None. Informational only

 

Background

Created in 1996, the Temporary Aide to Needy Families (TANF) program, which significantly altered welfare services and subsidies to families in need, was scheduled to expire on September 30, 2002. While the House passed its version of a TANF reauthorization bill (H.R. 4737), and the Senate Finance Committee approved a TANF reauthorization bill, the Senate was unable to bring a TANF reauthorization bill to the floor. The Senate worked toward a reauthorization of the TANF program but was unable to reach a compromise. As part of the reauthorization process, the President and Congress proposed and considered various policy changes to the program. With the September 30th deadline approaching but without a reauthorization proposal, Congress authorized a continuing resolution to maintain the current TANF program and funding through December 31, 2002. During the lame-duck session, Congress could not reach a compromise by the close of the 107th Congress. As a result, a continuing resolution was issued to continue the program through January 8, 2003.
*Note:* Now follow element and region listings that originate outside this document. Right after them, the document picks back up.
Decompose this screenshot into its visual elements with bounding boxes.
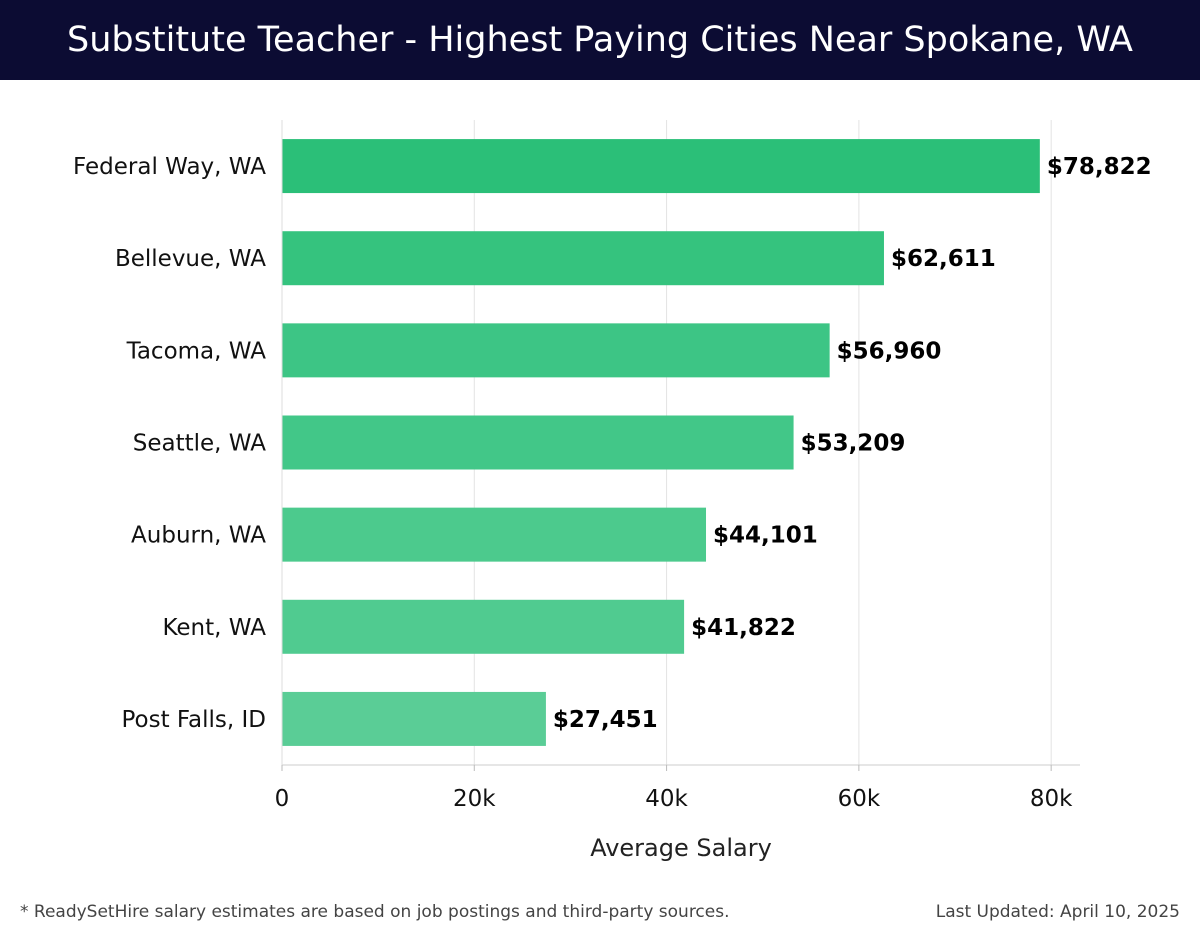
bar: [282, 231, 884, 286]
data-label: $41,822: [691, 615, 796, 641]
x-tick-label: 60k: [838, 786, 881, 812]
x-axis-label: Average Salary: [590, 834, 772, 862]
bar: [282, 415, 794, 470]
x-tick-label: 40k: [645, 786, 688, 812]
last-updated: Last Updated: April 10, 2025: [935, 902, 1180, 922]
category-label: Seattle, WA: [133, 431, 267, 457]
bar: [282, 323, 830, 378]
category-label: Bellevue, WA: [115, 246, 266, 272]
category-label: Kent, WA: [162, 615, 266, 641]
data-label: $53,209: [801, 431, 906, 457]
bar: [282, 507, 707, 562]
chart-title: Substitute Teacher - Highest Paying Citi…: [67, 20, 1133, 60]
footer-note: * ReadySetHire salary estimates are base…: [20, 902, 730, 922]
bar-chart: Federal Way, WA $78,822 Bellevue, WA $62,61…: [73, 120, 1152, 862]
x-tick-label: 80k: [1030, 786, 1073, 812]
bar: [282, 599, 685, 654]
category-label: Post Falls, ID: [121, 707, 266, 733]
x-axis: 0 20k 40k 60k 80k: [275, 120, 1080, 812]
bar: [282, 139, 1040, 194]
data-label: $78,822: [1047, 154, 1152, 180]
bar: [282, 691, 546, 746]
x-tick-label: 20k: [453, 786, 496, 812]
bars: Federal Way, WA $78,822 Bellevue, WA $62,61…: [73, 139, 1152, 746]
category-label: Federal Way, WA: [73, 154, 266, 180]
data-label: $62,611: [891, 246, 996, 272]
data-label: $44,101: [713, 523, 818, 549]
data-label: $56,960: [837, 338, 942, 364]
chart-header: Substitute Teacher - Highest Paying Citi…: [0, 0, 1200, 80]
data-label: $27,451: [553, 707, 658, 733]
x-tick-label: 0: [275, 786, 290, 812]
category-label: Tacoma, WA: [126, 338, 267, 364]
category-label: Auburn, WA: [131, 523, 266, 549]
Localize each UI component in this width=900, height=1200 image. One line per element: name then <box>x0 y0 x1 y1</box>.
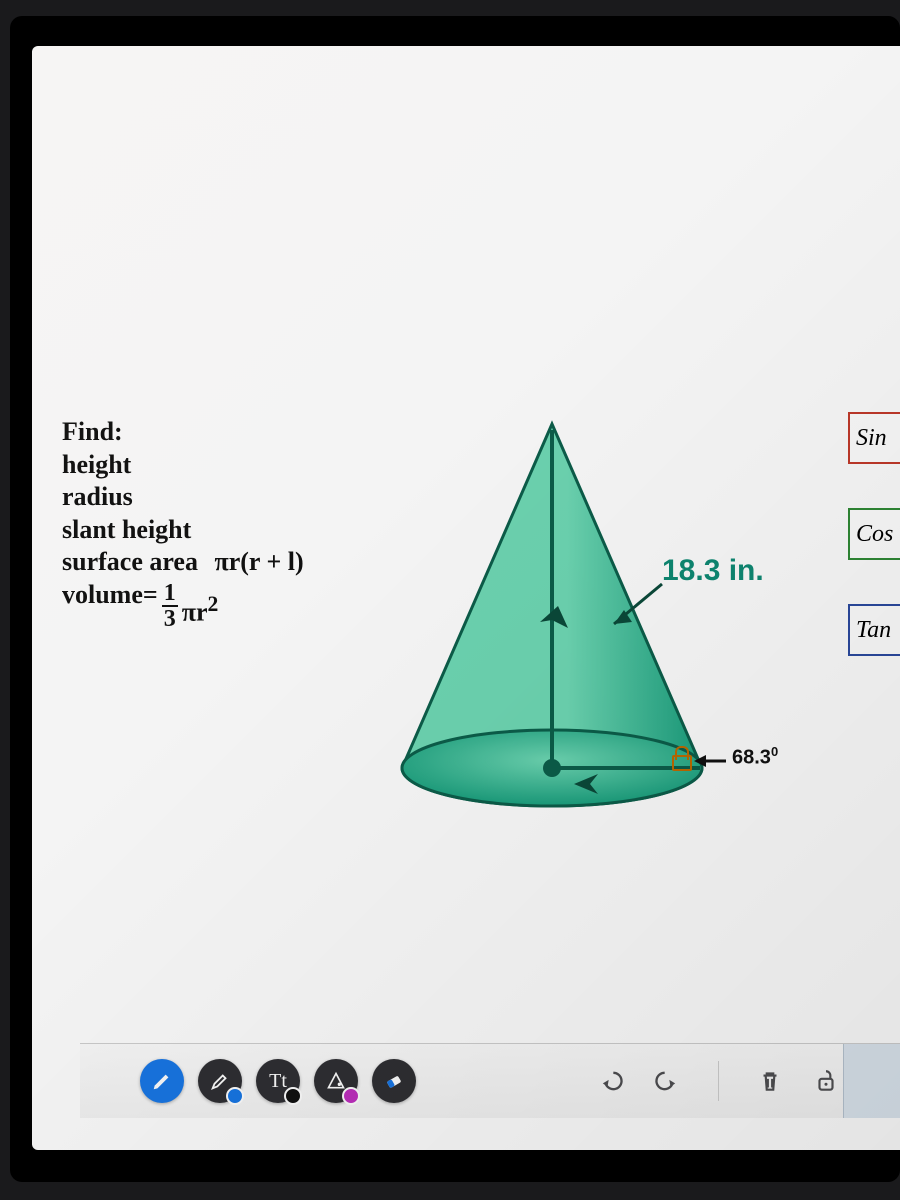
toolbar-separator <box>718 1061 719 1101</box>
lock-button[interactable] <box>811 1066 841 1096</box>
lock-icon <box>670 746 690 768</box>
display-bezel: Find: height radius slant height surface… <box>10 16 900 1182</box>
toolbar-right-panel[interactable] <box>843 1044 900 1118</box>
prompt-line-height: height <box>62 449 304 482</box>
text-color-dot <box>284 1087 302 1105</box>
drawing-toolbar: Tt <box>80 1043 900 1118</box>
problem-prompt: Find: height radius slant height surface… <box>62 416 304 629</box>
tan-button[interactable]: Tan <box>848 604 900 656</box>
canvas-content: Find: height radius slant height surface… <box>32 46 900 1150</box>
prompt-volume: volume= 1 3 πr2 <box>62 579 304 629</box>
highlighter-color-dot <box>226 1087 244 1105</box>
pen-icon <box>151 1070 173 1092</box>
prompt-line-slant: slant height <box>62 514 304 547</box>
fraction-one-third: 1 3 <box>162 581 178 631</box>
redo-icon <box>653 1067 681 1095</box>
slant-height-label: 18.3 in. <box>662 554 764 588</box>
undo-icon <box>597 1067 625 1095</box>
shape-color-dot <box>342 1087 360 1105</box>
prompt-line-radius: radius <box>62 481 304 514</box>
cos-button[interactable]: Cos <box>848 508 900 560</box>
eraser-tool[interactable] <box>372 1059 416 1103</box>
eraser-icon <box>383 1070 405 1092</box>
shape-tool[interactable] <box>314 1059 358 1103</box>
toolbar-right-cluster <box>596 1061 841 1101</box>
angle-arrow-icon <box>694 752 728 770</box>
text-tool-label: Tt <box>269 1070 287 1093</box>
text-tool[interactable]: Tt <box>256 1059 300 1103</box>
pen-tool[interactable] <box>140 1059 184 1103</box>
cone-diagram: 18.3 in. 68.30 <box>362 406 782 836</box>
prompt-title: Find: <box>62 416 304 449</box>
prompt-surface: surface area πr(r + l) <box>62 546 304 579</box>
device-frame: Find: height radius slant height surface… <box>0 0 900 1200</box>
redo-button[interactable] <box>652 1066 682 1096</box>
shape-icon <box>326 1071 346 1091</box>
sin-button[interactable]: Sin <box>848 412 900 464</box>
highlighter-tool[interactable] <box>198 1059 242 1103</box>
cone-svg <box>362 406 782 836</box>
delete-button[interactable] <box>755 1066 785 1096</box>
padlock-icon <box>813 1068 839 1094</box>
app-viewport: Find: height radius slant height surface… <box>32 46 900 1150</box>
undo-button[interactable] <box>596 1066 626 1096</box>
base-angle-label: 68.30 <box>732 744 778 770</box>
toolbar-left-cluster: Tt <box>140 1059 416 1103</box>
trash-icon <box>757 1068 783 1094</box>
While a 5-year reauthorization period has been the objective of many of the proposals, some state leaders, including the National Conference of State Legislators, have proposed a three-year extension, with potential changes to current policy, as a compromise. With the potential for a one-year extension to serve as a place holder on the issue, state leaders are concerned that a programs would be exposed to future cuts and general uncertainty about budget planning on the state level.

 

Discussion

Like other interest groups, San Mateo County continues to monitor the TANF reauthorization process. In an effort to provide San Mateo County residents with appropriate services, Human Services Agency and County Manager Office staff as well as nonprofit leaders met with Congresswoman Eshoo to urge her support for three of the County's greatest concerns-funding and eligibility formulas for child care; work hour requirements and eligible activities; and greater flexibility in program administration and implementation. In response, Congresswoman Eshoo authored, on behalf of 17 members of the California Congressional Delegation, an outline of the County's concerns. Find the letter attached.

 

Vision Alignment

Support of the County's concerns conforms with ensuring basic health and safety for all and furthers Goals #6 and 8 to help vulnerable people achieve a better quality of life and children grow up in safe supportive homes.

 
 

Disproportionate Share Hospitals

 

Recommendation

None. Informational only

 

Background

Hospitals serving a disproportionately high percentage of Medi-Cal or other low-income patients may receive supplemental reimbursements. The program was created by Senate Bill 1732 (Presley, Statues of 1988) authorized an intergovernmental transfer in order to draw down additional federal funds to ease the burden of providing care to the uninsured. In California, DSH is funded solely by public entities that operate DSH eligible hospitals - counties, hospital districts and the University of California system. After the state retains an "administrative fee" the remaining funds are distributed to eligible public and private hospitals.

 

Discussion

The Beneficiary Access to Care and Medicare Equity Act of 2002 (S. 3018, Baucus) would have provided $43 billion in Medicare "give-backs" including temporary relief of $1.3 billion in disproportionate share hospital cutbacks scheduled in the coming 2003 Fiscal Year, increased funding to low Disproportionate Share Hospital states and an increase to the federal medical assistance percentage (FMAP) and expand the 340 B program. Most importantly, this measure would have allowed states to retain unspent State Children's Health Insurance Program (SCHIP) funds. California has $750 million in unspent SCHIP funds that without this authority will revert to other states.

 

Vision Alignment

Support of the County's concerns conforms with ensuring basic health and safety for all and furthers Goals #6 and 8 to help vulnerable people achieve a better quality of life and children grow up in safe supportive homes.